The Llancaiach Branch railway line was a mineral branch line in Glamorganshire, South Wales. It was authorised in 1836 as part of the Taff Vale Railway, and its purpose was to connect collieries at Llancaiach and bring their output to Cardiff for onward shipment. It was designed by Isambard Kingdom Brunel and built on the standard gauge. It opened in 1841 from a junction (later known as Stormstown Junction) with the Merthyr line immediately south of Abercynon (then called Navigation House). It was intended to be horse worked, and included a self-acting rope-worked inclined plane near the junction. The collieries were slow to use the line, preferring their customary use of a tramroad and the Glamorganshire Canal, and the value of the line was diminished when the Taff Vale Extension line, an east-west connecting line belonging to the Newport, Abergavenny and Hereford Railway, intersected it and cut off the colliery connections, and the line became dormant.

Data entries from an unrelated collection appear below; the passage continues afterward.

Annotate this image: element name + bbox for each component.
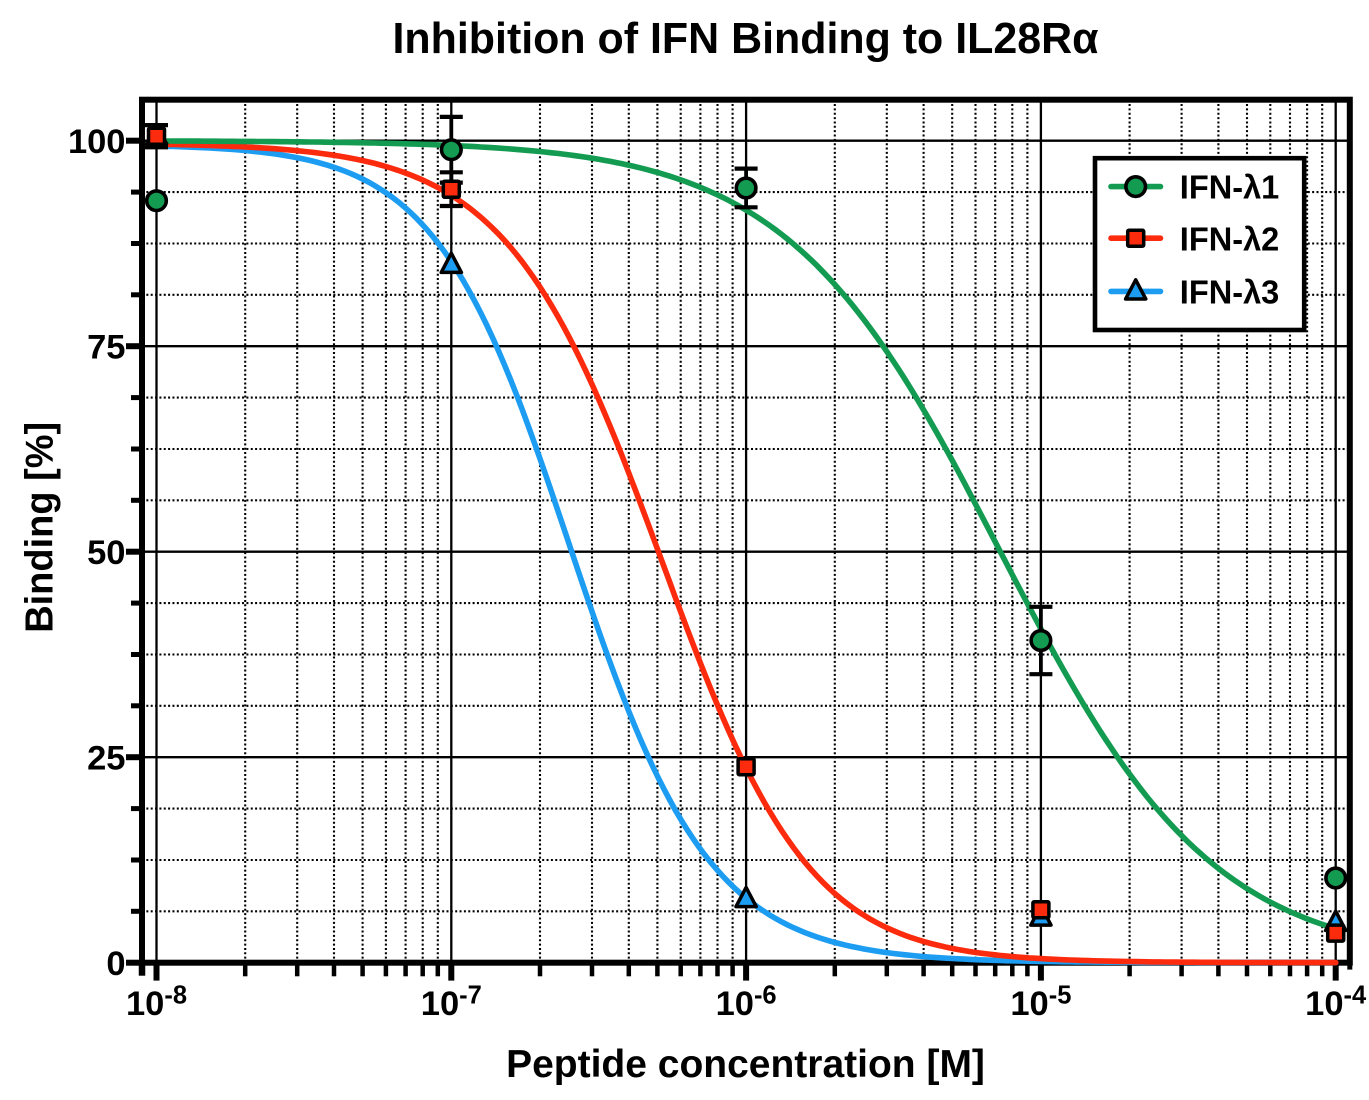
svg-text:75: 75: [87, 329, 125, 367]
svg-text:IFN-λ2: IFN-λ2: [1180, 221, 1280, 258]
svg-text:50: 50: [87, 534, 125, 572]
svg-text:IFN-λ1: IFN-λ1: [1180, 170, 1280, 207]
svg-text:100: 100: [68, 123, 126, 161]
svg-text:Binding [%]: Binding [%]: [19, 422, 62, 633]
svg-text:Inhibition of IFN Binding to I: Inhibition of IFN Binding to IL28Rα: [393, 14, 1099, 63]
svg-text:0: 0: [106, 945, 125, 983]
svg-text:Peptide concentration [M]: Peptide concentration [M]: [506, 1043, 985, 1086]
svg-text:IFN-λ3: IFN-λ3: [1180, 275, 1280, 312]
svg-text:25: 25: [87, 740, 125, 778]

In 1878 the Taff Vale Railway tried to reinvigorate the line by building a line by-passing the inclined plane, with the intention of connecting with new collieries at the north end, but access over the Taff Vale Extension line was refused.
In 1884 a new connection from Pont Shon Norton, immediately north of Pontypridd, to Albion Colliery on the east side of the River Taff was opened, and in 1900 this line was extended north to join the Llancaiach line. A passenger train service operated through from Pontypridd to Nelson station, just short of the Taff Vale Extension line, but access to that line was still problematic.
The passenger service was popular at first, but it was discontinued in 1932, and as the coal industry declined, the branch was successively cut back, finally closing completely in 1970.